Notice the difference between these two factors. When educators talk about items which produce (or are associated with) success in school (education is a soft science and thus almost everything we talk about is correlative rather than causal), we tend to divide those factors into two groups, those schools can pretty much control and those which are pretty much beyond our control. Parental reading to children at a young age is not within the school’s control. ICU is. This dichotomy is not perfect since schools can affect parents’ tendency to read by making the benefits of such clear in newsletters, banners, and such and ICU can be supported or opposed by parents, but it is a meaningful distinction, nonetheless.

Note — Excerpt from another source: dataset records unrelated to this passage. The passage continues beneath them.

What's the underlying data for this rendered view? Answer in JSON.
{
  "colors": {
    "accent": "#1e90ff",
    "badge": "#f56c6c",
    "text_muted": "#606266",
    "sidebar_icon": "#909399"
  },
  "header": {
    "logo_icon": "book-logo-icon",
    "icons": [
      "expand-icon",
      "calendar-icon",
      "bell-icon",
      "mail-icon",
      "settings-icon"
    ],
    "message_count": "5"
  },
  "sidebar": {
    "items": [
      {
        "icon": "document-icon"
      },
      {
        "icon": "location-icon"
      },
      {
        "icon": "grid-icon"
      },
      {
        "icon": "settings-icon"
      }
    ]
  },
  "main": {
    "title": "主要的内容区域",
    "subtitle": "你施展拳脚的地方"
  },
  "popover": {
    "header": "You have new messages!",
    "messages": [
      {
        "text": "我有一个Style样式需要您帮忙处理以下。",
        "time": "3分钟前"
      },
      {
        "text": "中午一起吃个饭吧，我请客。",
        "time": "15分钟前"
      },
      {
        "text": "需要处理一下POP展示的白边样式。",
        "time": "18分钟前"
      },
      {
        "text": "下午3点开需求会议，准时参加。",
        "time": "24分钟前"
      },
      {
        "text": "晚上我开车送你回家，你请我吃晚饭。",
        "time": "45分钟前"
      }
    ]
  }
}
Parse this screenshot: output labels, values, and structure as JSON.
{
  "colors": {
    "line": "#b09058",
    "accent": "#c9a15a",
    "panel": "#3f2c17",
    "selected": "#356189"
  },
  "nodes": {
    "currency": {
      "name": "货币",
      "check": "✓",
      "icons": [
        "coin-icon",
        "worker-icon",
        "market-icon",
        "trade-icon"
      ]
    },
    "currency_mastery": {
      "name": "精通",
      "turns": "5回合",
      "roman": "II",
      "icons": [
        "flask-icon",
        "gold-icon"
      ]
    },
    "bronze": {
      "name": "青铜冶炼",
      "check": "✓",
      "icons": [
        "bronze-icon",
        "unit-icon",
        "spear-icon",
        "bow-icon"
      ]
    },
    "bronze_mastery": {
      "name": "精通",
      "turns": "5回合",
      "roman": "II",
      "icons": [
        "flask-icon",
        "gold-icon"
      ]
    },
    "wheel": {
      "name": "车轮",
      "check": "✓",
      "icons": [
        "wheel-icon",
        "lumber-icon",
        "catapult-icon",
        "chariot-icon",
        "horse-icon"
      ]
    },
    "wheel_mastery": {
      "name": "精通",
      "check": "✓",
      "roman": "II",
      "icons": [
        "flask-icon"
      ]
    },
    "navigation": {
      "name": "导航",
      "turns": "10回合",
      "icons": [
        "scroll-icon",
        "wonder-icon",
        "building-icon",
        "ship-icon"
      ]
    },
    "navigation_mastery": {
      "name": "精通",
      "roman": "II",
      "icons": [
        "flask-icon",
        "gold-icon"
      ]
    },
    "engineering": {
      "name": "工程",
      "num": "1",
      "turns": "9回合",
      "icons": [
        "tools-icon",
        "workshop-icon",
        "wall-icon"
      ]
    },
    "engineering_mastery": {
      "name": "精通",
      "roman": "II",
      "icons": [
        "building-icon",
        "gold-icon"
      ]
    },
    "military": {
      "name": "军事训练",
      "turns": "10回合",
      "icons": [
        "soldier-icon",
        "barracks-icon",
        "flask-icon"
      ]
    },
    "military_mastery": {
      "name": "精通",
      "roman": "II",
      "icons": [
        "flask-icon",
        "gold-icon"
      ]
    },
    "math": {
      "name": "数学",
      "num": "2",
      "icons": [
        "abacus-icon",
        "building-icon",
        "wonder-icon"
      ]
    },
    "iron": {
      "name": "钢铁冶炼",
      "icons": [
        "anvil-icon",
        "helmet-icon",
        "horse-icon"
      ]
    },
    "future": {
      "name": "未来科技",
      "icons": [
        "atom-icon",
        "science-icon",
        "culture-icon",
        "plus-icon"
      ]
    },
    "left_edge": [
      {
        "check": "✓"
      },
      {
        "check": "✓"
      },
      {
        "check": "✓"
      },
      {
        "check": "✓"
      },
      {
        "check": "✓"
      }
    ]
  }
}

Several years back, we wisely chose Mitchell High School social studies instructor, Mel Olson, to provide the inspirational, opening pre-service address to the teachers and among several items he discussed was a comparison between the job of teachers and medical doctors. While I must certainly paraphrase, he noted that while a doctor can be exceptional and give perfect advice to a patient, in the end the patient’s behavior will weigh heavily on both their tendency to incur disease and the success of treatment. To paraphrase the old theological aphorism from Thomas a Kempis, “Man proposes, but God disposes,” the physician prescribes but the patient imbibes.
I can only imagine the despair a doctor must feel when she watches a patient die needlessly because of their own lousy choices which go very much against her advice. I know very well, however, the frustration I and other educators feel when a student goes astray and falls far short of their potential due to, in our opinion, an obstinate refusal to take sound educational counsel.
The simple truth is that success in school is the result of a partnership between school and home and students will do well or not based, in part, on both parties.
Thus, it is the school’s responsibility to both provide the best academic program possible for its students and to offer advice to parents and students on how they can best capitalize on that program. As noted above, one way to do that is to read to your children on a daily basis. A second bit of advice comes this month from the Department of Education of the State of Georgia and it can be summed up very pithily as “Get to school.”
This advice, making sure students attend school regularly, seems obvious. Apparently, it is. What Georgia’s DOE, through a bit of longitudinal research on student attendance, graduation rates, and student achievement, discovered was:
1. The four-year graduation rate of eighth-grade students who miss more than 15 days a year is less than half of those who miss no school. Eighth graders who miss 11-14 days have a graduation rate 24 percentage points lower than those who miss no school. Eighth graders who missed even 6-10 days per year had a 14 percentage point lower graduation rate than those who missed no school. To sum up, students who miss even a moderate amount of school are significantly less likely to graduate from high school. The graduation rate plummets even more steeply for students who have significant rates of absenteeism in high school.
2. The most efficient intervention for improving reading achievement and attaining proficiency rates on state reading tests is not better reading materials or reading instruction, though each of these is extremely important, but simply increasing student attendance by 3 percent, or about five days per year.
Apparently, to quote a sage on the other end of the spectrum, Woody Allen’s advice was pretty sound: “Eighty percent of success is just showing up.”